Book Review: Beyond Craft

I’m Dina Michael, a tapestry weaver who joined the GHG last February.
I have recently acquired the guild print archive from librarian Sarah McCarthy, who graciously provided a home for these valuable resources for many years.

This month I’m going to review the book Beyond Craft: The Art of Fabric by Mildred Constantine, a curator, and Jack Lenor Larsen, a renowned weaver and fabric designer, published in 1972.

Some books are about technique, others act as inspiration. This book falls in the second category. It highlights 28 wildly creative fiber artists from the middle of the 20th century. Innovations in what the authors call “Art Fabric”—weaving, knotting, knitting, crochet, and basketry —exploded in the 1960’s.
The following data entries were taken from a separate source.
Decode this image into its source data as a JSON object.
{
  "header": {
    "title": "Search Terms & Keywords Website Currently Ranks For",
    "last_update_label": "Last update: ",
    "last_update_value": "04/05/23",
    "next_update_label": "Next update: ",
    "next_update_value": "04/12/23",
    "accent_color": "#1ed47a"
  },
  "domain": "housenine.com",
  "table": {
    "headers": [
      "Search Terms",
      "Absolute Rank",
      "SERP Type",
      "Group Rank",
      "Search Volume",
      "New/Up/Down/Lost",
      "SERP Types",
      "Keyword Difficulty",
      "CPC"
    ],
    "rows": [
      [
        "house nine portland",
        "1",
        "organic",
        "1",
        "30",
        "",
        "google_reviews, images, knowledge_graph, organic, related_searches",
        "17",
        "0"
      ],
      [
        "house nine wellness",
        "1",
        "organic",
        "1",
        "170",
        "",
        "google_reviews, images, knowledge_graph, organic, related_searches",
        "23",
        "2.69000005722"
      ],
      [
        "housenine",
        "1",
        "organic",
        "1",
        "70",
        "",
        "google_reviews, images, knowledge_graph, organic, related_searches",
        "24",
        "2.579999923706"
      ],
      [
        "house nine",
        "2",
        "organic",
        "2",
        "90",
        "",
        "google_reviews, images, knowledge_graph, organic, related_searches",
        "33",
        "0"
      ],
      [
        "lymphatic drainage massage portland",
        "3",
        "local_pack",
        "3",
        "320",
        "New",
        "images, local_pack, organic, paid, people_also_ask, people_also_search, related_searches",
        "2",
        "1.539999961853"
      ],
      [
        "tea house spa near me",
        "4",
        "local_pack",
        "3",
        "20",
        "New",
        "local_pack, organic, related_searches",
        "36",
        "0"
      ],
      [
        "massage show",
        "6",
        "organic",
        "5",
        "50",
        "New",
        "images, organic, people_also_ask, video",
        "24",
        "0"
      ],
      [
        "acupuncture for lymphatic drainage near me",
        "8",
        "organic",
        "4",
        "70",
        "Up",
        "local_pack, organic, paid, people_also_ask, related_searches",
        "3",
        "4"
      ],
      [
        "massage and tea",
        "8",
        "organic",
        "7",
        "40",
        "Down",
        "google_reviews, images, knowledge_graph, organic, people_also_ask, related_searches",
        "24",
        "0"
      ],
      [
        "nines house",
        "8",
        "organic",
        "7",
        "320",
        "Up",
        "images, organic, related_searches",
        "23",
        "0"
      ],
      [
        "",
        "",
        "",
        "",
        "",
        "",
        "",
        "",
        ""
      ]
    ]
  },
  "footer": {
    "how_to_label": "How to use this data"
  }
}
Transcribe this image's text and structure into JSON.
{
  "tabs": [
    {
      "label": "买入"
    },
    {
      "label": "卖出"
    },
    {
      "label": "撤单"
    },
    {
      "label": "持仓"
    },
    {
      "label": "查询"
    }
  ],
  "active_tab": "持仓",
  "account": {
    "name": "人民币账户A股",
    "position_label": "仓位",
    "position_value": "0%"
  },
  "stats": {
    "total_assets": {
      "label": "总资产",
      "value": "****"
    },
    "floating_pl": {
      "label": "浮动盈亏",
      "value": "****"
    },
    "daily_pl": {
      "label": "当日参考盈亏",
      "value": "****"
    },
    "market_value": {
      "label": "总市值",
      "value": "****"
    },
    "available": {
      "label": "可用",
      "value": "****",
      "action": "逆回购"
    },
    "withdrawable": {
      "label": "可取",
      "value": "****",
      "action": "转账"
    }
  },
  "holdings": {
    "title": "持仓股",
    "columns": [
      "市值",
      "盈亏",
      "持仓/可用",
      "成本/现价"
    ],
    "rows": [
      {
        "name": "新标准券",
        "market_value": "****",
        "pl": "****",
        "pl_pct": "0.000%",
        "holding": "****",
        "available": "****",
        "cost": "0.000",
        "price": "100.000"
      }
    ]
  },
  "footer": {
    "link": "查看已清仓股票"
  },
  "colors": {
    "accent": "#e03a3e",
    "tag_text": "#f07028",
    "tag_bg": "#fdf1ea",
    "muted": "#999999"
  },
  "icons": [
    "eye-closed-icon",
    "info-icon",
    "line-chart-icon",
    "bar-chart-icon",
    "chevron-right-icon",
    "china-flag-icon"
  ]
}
They trace this back to the Bauhaus school from the 1920s and early 30’s, when weavers like Anne Albers and others redefined their work as an art form on par with painting, sculpture and architecture.
In the post-war period, all manner of wildness was happening in the fiber arts. Artists (most of whom were women) explored the limits of their chosen media with a rebellious spirit of experimentation. Ruth Asawa made tubular knitting with wire, creating hanging filagree webs. Lenore Tawney manipulated light and shadow. Some work was monumental in scale. Others pieces jumped off the loom entirely. The photos in this book are an absolute delight to explore.

There is some funny archaic language in this vintage book, such as the description of a married weaving duo as “a real swinging couple”, that -to my mind-only adds to the charm.